2.2 O QUE PODEMOS DIZER SOBRE OS JOVENS POBRES, MORADORES DAS FAVELAS?

2.2.1 Outros olhares para a juventude urbana brasileira: políticas públicas de acesso ao ensino superior e a organização em coletivos e em movimentos sociais

2.2.2.1 A organização juvenil em coletivos e em movimentos sociais

Buscando novos olhares para a juventude pobre urbana, encontra-se no meio acadêmico uma diversidade de publicações que buscam diferentes perspectivas para as potencialidades desse grupo. Tais publicações abordam temas como a organização juvenil em coletivos e movimentos sociais, as ações culturais da população jovem periférica e as políticas de acesso ao ensino superior e ao mercado de trabalho e seus impactos na vida de jovens pobres.

A participação social e política de jovens por meio de coletivos tem sido apontada pela literatura acadêmica como um aspecto importante a ser estudado (SPOSITO, 2010, 2014). Segundo Maia (2017), a luta para a participação social/cidadã das minorias estigmatizadas socialmente necessita, indubitavelmente, de uma articulação coletiva e em rede. Os coletivos são também espaços importantes na fermentação de práticas que estimulem, promovam e garantam a participação de jovens como cidadãos e atores políticos para a mudança social, pois podem colaborar na formulação de políticas públicas. Têm sido importantes também na quebra de um paradigma de ações e projetos voltados ao público jovem que, na busca da resolutividade de seus “problemas”, realizam ações mais tutelares do que de promoção da autonomia e efetiva participação política.

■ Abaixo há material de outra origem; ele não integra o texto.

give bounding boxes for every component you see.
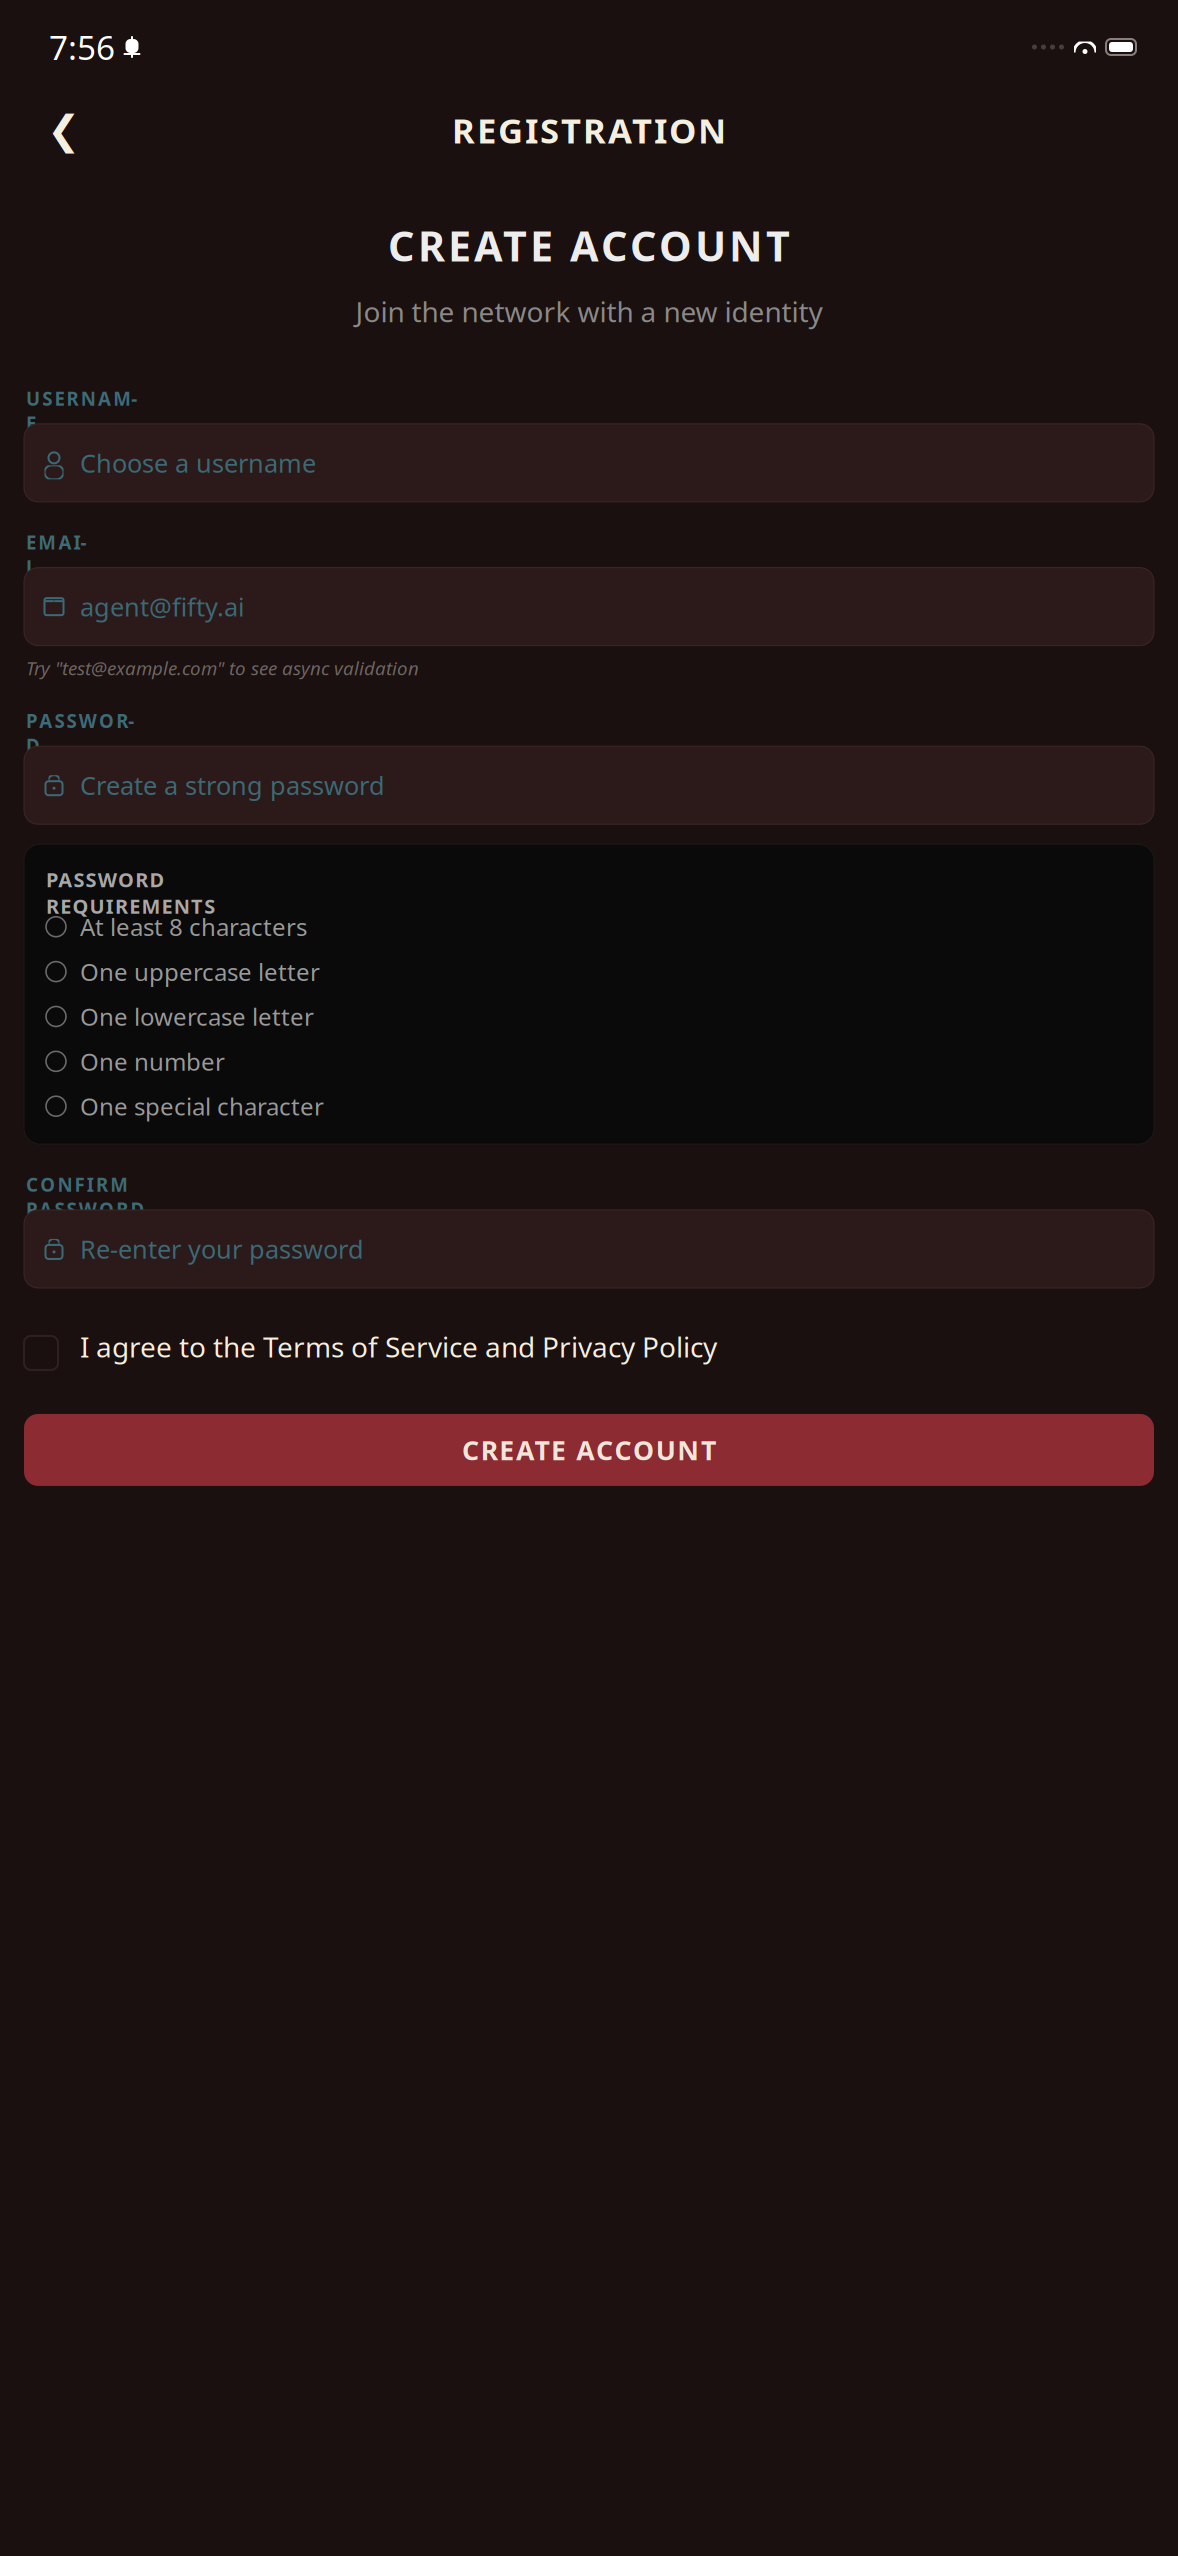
button[interactable]: Re-enter your password xyxy=(24,1210,1154,1288)
staticText: Re-enter your password xyxy=(80,1232,364,1266)
staticText: PASSWORD REQUIREMENTS xyxy=(46,866,341,893)
staticText: At least 8 characters xyxy=(80,911,307,943)
staticText: CREATE ACCOUNT xyxy=(388,218,790,273)
staticText: Create a strong password xyxy=(80,768,385,802)
button[interactable]: CREATE ACCOUNT xyxy=(24,1414,1154,1486)
button[interactable]: Create a strong password xyxy=(24,746,1154,824)
button[interactable]: Choose a username xyxy=(24,424,1154,502)
staticText: CREATE ACCOUNT xyxy=(462,1432,716,1468)
staticText: ❮ xyxy=(47,107,81,153)
staticText: CONFIRM PASSWORD xyxy=(26,1172,256,1197)
staticText: 7:56 xyxy=(49,25,115,69)
staticText: Try "test@example.com" to see async vali… xyxy=(26,656,419,680)
staticText: REGISTRATION xyxy=(452,107,726,153)
staticText: One special character xyxy=(80,1090,324,1122)
staticText: USERNAME xyxy=(26,386,143,411)
staticText: PASSWORD xyxy=(26,708,144,733)
staticText: Join the network with a new identity xyxy=(356,293,822,330)
staticText: I agree to the Terms of Service and Priv… xyxy=(80,1328,717,1365)
staticText: EMAIL xyxy=(26,530,93,555)
button[interactable]: I agree to the Terms of Service and Priv… xyxy=(24,1328,1154,1370)
staticText: One lowercase letter xyxy=(80,1000,314,1032)
staticText: One uppercase letter xyxy=(80,956,320,988)
button[interactable]: Back xyxy=(40,106,88,154)
staticText: Choose a username xyxy=(80,446,316,480)
staticText: agent@fifty.ai xyxy=(80,590,245,623)
staticText: One number xyxy=(80,1045,225,1077)
button[interactable]: agent@fifty.ai xyxy=(24,568,1154,646)
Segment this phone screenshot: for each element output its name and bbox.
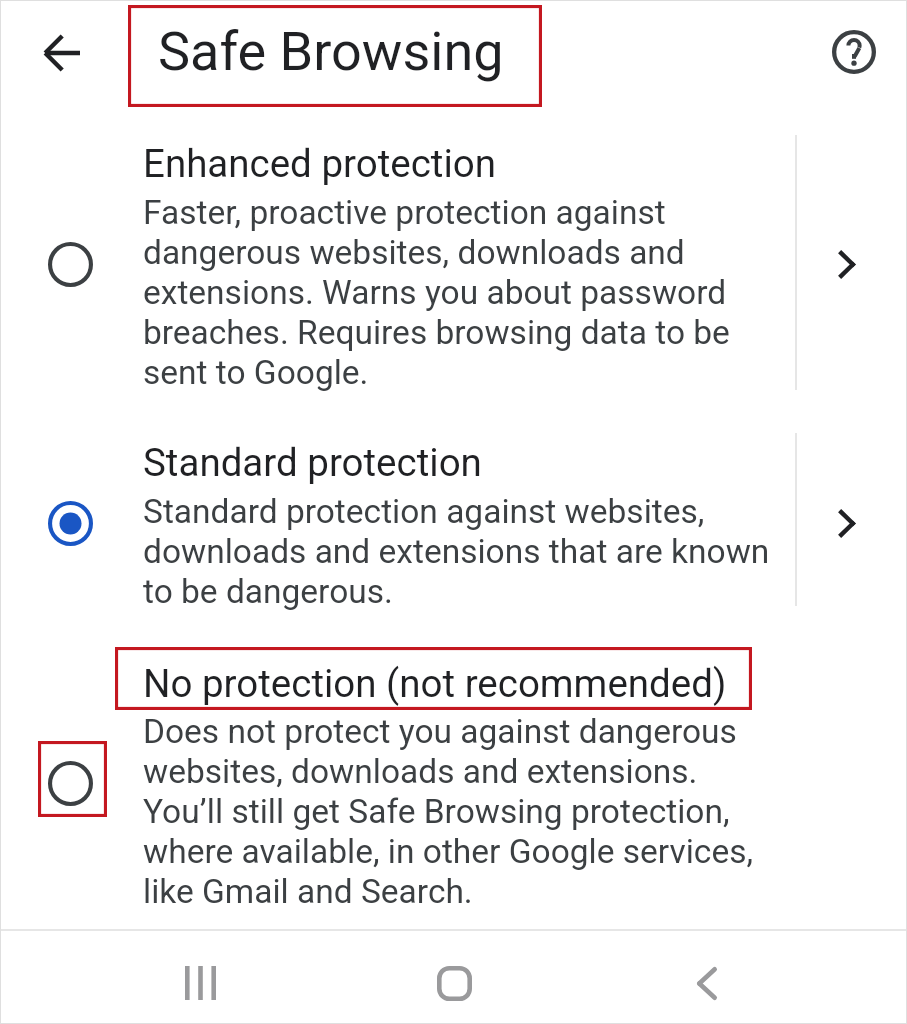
staticText: No protection (not recommended) — [143, 661, 727, 706]
button[interactable]: Standard protection — [0, 412, 907, 630]
staticText: Standard protection — [143, 440, 482, 485]
button[interactable]: Recent apps — [150, 941, 250, 1024]
button[interactable]: Standard protection settings — [807, 483, 887, 563]
button[interactable]: Back — [657, 941, 757, 1024]
button[interactable]: Enhanced protection settings — [807, 224, 887, 304]
staticText: Safe Browsing — [158, 20, 504, 83]
button[interactable]: Enhanced protection — [0, 112, 907, 412]
staticText: Faster, proactive protection against dan… — [143, 193, 730, 393]
button[interactable]: No protection (not recommended) — [0, 630, 907, 928]
button[interactable]: Home — [404, 941, 504, 1024]
button[interactable]: Help — [818, 16, 890, 88]
staticText: Enhanced protection — [143, 141, 496, 186]
staticText: Standard protection against websites, do… — [143, 492, 770, 612]
staticText: Does not protect you against dangerous w… — [143, 712, 754, 912]
button[interactable]: Navigate up — [25, 17, 97, 89]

Entende-se, assim como Borelli e Oliveira (2010), que é importante na pesquisa com jovens “considerar os novos cenários de constituição da cidadania, da participação política e a presença de variadas redes de sociabilidade juvenis engendradas pelas práticas cotidianas, pelos modos de ser e de viver dos jovens em grandes centros urbanos” (BORELLI; OLIVEIRA, 2010, p. 59). Para a juventude, a organização de ações coletivas acontece para além dos movimentos sociais e são comumente movimentos de identidades juvenis. São, dessa forma, muito ligadas

às ações culturais e estéticas ligadas ao universo jovem (BORELLI; OLIVEIRA, 2010; SPOSITO, 2014), que impactam também na participação política e social dos jovens pobres urbanos. Para Borelli e Aboboreira (2011), os coletivos podem ter quatros “modos de relação” no que se refere à sua institucionalização, organização e financiamento:

a) coletivos extrainstitucionais que não buscam, ou mesmo recusam, conexões institucionais como justificativa para afirmação de independência e autonomia; b) coletivos que se articulam a diferentes ordens de institucionalidade – governamentais, não governamentais, religiosas, entre outras –, recebem “auxílios” e participam de editais e concorrências para a realização de suas atividades político culturais; c) coletivos juvenis que atuam de forma colaborativa, em suas regiões de pertença, usufruindo indiretamente da infraestrutura já conseguida por outros agrupamentos, por meio de projetos e serviços anteriormente aprovados, pelos mecanismos das políticas públicas voltadas à juventude; d) coletivos que já desfrutaram por um ou dois anos da verba pública e permanecem atuando, mesmo quando este vínculo deixou de ocorrer (BORELLI; ABOBOREIRA, 2011, p. 165–166).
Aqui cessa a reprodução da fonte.